Le colonel Raison se charge du problème. Croyez bien que la seule réponse sera l’édition d’un avenant, ce qui ne sera certainement pas un aveu d’erreur. En attendant, SUD s’était prononcé contre la validation de ce protocole en CT et ne peut malheureusement que constater que nos craintes étaient fondées.

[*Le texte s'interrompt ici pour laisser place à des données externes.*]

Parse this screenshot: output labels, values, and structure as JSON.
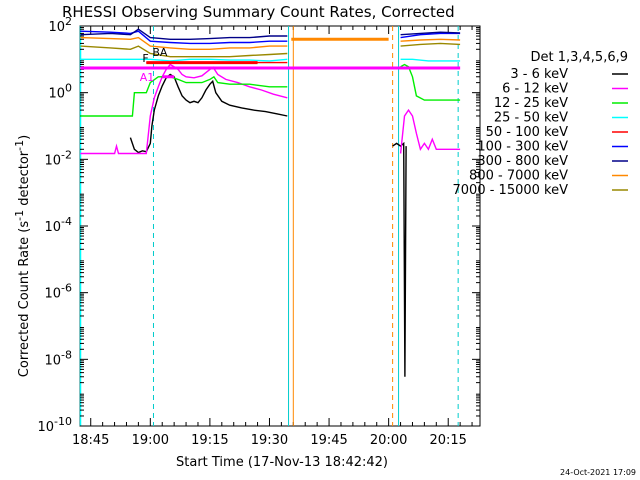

A notre demande de revalorisation du chèque-déjeuner, comme abordée initialement avec le prédécesseur de Monsieur Ploteau, la réponse est négative. Malgré une certitude : notre valeur faciale est dans la moyenne basse sur les collectivités de catégories identiques.

7) 3SM

Soulignons la présence du médecin-chef du 3SM, colonel Jouve, qui est la seule à jouer la transparence en répondant à toutes nos questions :
– Effectifs du 3SM : 250 SPV + 15 SPP + 15 PATS.
– Effectifs opérationnels : 3 VLI de garde par jour.
– 95 infirmiers SPV assurent des gardes VLI pour 120 formés.
– 1040 carences d’ambulances assurées par an.

MAD : référent technique médical + directeur médical de secours en lien avec le SAMU + action campsy. Cela donne 24 interventions du MAD en 2015.Certains départements choisissent que le MAD soient de garde au CTA-CODIS, mais ce n’est pas la politique du SDIS 44.
L’infirmier SPP est en astreinte départementale et n’assure pas de VLI, sauf nécessité. C’est là aussi une volonté politique du SDIS.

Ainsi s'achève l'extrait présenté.